Christofer Hoff talks about how NAC (Network Access Control) appliance vendors are coping in a world where all compute nodes are virtualized, all nodes are flying around with VMotion, all traffic is going through virtual switches, and you’re trying to protect access to the cloud — is that like nailing Jello to the wall?
Virtualization is causing IPS and NAC appliance vendors some real pain
in the strategic planning department. I’ve spoken to several product
managers of IPS and NAC companies that are having to make some really
tough bets regarding just what to do about the impact virtualization is
having on their business. …It’s especially hard for vendors whose IPS/NAC software is tied to
specialty hardware, unless of course all you care about is enforcing at
the "edge" — wherever that is, and that’s the point. The demarcation
of those security domain diameters has now shrunk. Significantly, and
not just for servers, either. With the resurgence of thin clients and
new VDI initiatives, where exactly is the client/server boundary? ……and it’s going to get even more hairy as the battle for the
architecture of the DatacenterOS also rages.
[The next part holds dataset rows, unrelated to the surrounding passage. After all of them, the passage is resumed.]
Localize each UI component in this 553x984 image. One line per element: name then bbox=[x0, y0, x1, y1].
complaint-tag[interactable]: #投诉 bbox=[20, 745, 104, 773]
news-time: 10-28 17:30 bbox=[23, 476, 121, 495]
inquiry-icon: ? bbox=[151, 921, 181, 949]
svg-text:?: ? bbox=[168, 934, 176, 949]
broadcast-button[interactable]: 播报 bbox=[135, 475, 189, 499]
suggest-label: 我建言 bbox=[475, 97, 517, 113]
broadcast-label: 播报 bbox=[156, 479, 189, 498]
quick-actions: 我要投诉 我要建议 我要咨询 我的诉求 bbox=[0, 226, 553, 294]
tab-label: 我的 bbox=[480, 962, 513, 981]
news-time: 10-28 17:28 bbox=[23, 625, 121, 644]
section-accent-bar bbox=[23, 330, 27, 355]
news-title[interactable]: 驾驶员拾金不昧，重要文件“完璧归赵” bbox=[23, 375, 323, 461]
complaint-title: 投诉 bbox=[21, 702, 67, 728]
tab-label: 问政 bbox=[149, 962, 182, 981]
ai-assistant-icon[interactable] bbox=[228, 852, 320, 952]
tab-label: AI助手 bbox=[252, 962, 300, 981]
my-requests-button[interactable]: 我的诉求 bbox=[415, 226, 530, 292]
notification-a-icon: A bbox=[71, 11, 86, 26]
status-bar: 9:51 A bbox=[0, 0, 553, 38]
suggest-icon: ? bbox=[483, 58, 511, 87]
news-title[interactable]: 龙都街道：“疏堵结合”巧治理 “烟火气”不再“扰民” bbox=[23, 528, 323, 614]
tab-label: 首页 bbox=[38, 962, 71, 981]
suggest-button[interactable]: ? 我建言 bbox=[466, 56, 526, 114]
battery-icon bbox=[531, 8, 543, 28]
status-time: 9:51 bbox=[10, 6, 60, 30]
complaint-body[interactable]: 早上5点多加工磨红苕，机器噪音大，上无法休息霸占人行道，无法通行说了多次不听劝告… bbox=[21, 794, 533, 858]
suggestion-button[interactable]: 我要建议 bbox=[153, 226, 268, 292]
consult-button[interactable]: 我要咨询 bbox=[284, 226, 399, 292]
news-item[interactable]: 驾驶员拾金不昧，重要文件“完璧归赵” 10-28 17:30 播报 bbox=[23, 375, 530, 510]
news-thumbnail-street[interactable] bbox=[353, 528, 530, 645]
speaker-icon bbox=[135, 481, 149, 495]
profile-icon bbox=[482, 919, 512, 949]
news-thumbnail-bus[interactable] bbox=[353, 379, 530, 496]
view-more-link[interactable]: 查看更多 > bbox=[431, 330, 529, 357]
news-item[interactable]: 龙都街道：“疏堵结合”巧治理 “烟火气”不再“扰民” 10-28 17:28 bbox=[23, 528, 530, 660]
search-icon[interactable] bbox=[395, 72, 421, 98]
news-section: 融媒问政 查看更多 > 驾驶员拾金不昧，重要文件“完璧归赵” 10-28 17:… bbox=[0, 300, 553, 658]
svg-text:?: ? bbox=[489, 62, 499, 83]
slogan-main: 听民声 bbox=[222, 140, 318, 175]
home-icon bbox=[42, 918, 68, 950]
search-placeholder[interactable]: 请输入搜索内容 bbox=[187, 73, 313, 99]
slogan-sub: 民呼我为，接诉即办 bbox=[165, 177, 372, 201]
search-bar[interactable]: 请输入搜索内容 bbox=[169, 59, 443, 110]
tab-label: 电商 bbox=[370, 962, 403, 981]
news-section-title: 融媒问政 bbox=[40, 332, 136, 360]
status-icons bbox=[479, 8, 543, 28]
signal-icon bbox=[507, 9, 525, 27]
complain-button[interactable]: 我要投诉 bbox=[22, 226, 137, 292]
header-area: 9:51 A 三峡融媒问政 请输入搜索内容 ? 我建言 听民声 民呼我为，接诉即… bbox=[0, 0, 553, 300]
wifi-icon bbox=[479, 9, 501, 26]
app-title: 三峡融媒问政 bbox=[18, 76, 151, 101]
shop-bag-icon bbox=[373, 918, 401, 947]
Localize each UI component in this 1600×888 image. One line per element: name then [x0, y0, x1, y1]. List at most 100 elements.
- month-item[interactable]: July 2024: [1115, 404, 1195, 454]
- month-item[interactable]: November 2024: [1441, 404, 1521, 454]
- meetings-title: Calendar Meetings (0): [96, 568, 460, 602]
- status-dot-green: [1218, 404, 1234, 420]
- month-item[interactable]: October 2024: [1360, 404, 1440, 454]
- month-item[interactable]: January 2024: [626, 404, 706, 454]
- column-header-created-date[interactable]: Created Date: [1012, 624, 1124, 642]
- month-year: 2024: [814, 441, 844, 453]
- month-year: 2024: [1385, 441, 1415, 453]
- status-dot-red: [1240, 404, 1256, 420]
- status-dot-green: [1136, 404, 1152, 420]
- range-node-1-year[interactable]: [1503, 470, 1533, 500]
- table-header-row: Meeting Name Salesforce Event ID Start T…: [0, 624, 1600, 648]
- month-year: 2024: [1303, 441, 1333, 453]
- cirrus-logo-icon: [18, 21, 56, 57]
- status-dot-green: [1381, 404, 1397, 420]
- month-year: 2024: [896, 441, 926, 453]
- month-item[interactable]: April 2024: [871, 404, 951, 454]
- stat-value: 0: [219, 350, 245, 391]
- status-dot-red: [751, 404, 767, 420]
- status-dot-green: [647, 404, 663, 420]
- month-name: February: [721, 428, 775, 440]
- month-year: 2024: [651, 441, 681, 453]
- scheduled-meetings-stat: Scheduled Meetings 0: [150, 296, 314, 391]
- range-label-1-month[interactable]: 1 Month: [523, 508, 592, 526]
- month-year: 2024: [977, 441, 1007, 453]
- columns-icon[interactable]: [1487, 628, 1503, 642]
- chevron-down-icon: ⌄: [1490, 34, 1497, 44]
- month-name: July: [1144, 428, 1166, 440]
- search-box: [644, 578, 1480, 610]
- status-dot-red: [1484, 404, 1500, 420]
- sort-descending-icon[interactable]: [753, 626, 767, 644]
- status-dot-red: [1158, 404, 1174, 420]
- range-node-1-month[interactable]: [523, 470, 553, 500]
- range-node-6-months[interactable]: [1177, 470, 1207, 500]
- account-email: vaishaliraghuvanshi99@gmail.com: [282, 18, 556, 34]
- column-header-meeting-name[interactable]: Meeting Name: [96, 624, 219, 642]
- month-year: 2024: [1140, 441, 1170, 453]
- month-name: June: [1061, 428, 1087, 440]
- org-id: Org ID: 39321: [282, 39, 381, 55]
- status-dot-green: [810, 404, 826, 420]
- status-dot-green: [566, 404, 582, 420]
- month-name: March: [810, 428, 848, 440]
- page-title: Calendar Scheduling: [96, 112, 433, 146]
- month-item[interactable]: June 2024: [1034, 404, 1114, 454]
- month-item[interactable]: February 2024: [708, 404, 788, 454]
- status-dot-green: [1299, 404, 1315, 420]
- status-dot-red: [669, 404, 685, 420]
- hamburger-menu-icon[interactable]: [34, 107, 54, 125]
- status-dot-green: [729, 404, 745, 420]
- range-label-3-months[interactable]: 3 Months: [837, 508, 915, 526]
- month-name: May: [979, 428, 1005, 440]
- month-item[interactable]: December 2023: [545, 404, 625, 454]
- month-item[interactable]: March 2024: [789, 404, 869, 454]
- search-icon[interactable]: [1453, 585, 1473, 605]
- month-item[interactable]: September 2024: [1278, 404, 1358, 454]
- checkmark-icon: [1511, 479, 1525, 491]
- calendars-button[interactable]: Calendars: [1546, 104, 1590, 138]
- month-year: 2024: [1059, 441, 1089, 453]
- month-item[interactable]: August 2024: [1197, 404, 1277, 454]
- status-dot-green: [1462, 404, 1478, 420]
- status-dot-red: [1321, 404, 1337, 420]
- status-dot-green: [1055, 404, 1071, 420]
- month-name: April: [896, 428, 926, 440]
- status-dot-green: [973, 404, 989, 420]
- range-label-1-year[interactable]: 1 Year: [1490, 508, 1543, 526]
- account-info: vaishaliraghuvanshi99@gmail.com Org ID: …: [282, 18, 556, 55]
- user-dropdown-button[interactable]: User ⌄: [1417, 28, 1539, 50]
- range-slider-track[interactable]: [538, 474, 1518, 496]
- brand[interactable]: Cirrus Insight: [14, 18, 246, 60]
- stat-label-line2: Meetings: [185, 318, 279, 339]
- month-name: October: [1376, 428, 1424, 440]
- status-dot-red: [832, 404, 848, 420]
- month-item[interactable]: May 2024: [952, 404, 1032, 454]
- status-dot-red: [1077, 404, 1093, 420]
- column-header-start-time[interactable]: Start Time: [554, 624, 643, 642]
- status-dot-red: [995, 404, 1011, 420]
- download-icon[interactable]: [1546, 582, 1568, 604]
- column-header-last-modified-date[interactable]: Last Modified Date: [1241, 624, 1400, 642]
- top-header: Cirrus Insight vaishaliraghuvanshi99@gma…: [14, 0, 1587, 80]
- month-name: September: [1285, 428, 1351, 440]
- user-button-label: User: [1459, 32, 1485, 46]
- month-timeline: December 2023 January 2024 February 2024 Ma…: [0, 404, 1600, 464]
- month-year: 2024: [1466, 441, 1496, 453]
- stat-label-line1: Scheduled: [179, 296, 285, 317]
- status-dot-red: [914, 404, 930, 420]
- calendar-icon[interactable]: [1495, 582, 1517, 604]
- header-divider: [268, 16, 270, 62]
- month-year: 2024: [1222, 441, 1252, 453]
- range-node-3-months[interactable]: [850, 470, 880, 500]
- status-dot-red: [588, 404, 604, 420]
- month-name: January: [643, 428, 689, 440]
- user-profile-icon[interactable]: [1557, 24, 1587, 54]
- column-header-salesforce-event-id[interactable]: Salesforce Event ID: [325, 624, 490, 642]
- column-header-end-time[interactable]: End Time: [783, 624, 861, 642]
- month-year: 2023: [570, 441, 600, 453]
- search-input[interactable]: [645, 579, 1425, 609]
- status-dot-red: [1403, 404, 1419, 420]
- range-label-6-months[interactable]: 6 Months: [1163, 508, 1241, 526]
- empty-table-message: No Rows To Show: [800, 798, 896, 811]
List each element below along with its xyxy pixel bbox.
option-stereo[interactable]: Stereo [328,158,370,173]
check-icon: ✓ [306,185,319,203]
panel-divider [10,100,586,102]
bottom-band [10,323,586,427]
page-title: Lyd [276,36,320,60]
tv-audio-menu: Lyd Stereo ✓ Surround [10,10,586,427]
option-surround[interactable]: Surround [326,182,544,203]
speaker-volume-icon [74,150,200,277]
The uptake of 10Gb/s
Ethernet is also contributing to the mix as we see
customers:
- Upgrading from servers to blades
- Moving from hosts and switches to clusters and fabrics
- Evolving from hardware/software affinity to gird/utility computing
- Transitioning from infrastructure to service layers in “the cloud”
He also points to Chris Silva @ Forrester with much the same concerns:
Server virtualization blurs segmentation models. … Client virtualization proliferates MAC addresses and blurs endpoints. … Application virtualization hides setting and blurs endpoint status.